An LLC corporation is a type of business structure that resembles a corporation, but include some of the benefits of a partnership or sole proprietorship.
Due to the many advantages, forming an LLC corporation has become very popular in recent years. An LLC may have one owner, or several owners that are referred to as members. Limited personal liability is perhaps the most attractive benefit to this type of business formation. Similar to a corporation, members will not be held personally responsible for any debt that is acquired by the business.
Limited liability means that if the business acquires debt, such as the inability to pay a creditor for example, the creditor cannot come after the individual's assets. The creditor would only be permitted to bring suit against the business to return the money.
A member within an LLC corporation will only lose the amount of money that he or she has invested within the business, not personal funds. However, this will only apply if the owner of the LLC maintains the separation of the business. If it is discovered that the LLC corporation has become an extension of the owner's personal assets, then he or she could be held liable.
It is very important to create an operating agreement to ensure the legalities of the LLC. An operating agreement will detail the rights and responsibilities of each member within the LLC corporation. Oftentimes, members will invest different amounts, and this will determine the amount of profit or losses that they will be entitled. Although some jurisdictions do not require an operating agreement, it is very important to the company because it will help avoid controversy and confusion. LLC law is flexible in regards to management structure.

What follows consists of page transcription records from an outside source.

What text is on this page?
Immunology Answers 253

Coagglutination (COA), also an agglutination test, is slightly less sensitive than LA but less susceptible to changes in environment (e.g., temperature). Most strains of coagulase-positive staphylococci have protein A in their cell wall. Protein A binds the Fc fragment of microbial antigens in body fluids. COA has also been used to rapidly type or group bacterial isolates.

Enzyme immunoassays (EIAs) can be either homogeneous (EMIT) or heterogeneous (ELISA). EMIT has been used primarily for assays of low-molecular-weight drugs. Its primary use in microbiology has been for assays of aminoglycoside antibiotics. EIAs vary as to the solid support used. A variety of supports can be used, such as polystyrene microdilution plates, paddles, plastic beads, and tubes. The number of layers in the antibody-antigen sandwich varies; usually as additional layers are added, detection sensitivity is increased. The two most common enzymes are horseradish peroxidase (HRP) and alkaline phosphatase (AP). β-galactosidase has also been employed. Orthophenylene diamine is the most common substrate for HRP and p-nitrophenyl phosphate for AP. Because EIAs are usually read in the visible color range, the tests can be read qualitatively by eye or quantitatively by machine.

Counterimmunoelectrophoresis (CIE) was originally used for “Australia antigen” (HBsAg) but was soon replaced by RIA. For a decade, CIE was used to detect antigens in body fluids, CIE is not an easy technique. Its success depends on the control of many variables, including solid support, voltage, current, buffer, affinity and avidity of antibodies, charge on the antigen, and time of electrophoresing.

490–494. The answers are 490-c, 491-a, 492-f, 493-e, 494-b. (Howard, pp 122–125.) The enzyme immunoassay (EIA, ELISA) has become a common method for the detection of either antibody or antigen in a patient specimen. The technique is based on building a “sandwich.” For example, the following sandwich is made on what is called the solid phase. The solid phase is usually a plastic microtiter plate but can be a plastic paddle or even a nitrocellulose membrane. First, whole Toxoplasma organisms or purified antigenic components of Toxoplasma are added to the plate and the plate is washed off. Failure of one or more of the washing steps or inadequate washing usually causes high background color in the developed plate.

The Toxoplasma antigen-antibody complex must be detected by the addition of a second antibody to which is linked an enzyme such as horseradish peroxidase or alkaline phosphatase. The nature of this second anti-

This is why it is important to include within the agreement how important issues will be decided. It is sometimes beneficial for some members to be responsible for the day to day operations of the company, while another member may be responsible only for the financial aspects of the business. These documents can be created using blank forms available on the Internet, or from the state secretary's office. However, many people will choose to hire a business law attorney to form this document to ensure its legality.
When forming an LLC, members should be aware of the specific rules and restrictions that are set by each individual jurisdiction. All states will require some kind of filing fee when the articles of formation are submitted. These documents will have to include the name of the LLC corporation, the address, and the names of the individual members.
Again, these forms may be filled out on one's own, or with the help of an attorney. In general, any type of company is eligible to form an LLC. However, state legislation will prohibit any LLCs to be formed on the basis that they are an insurance company or bank.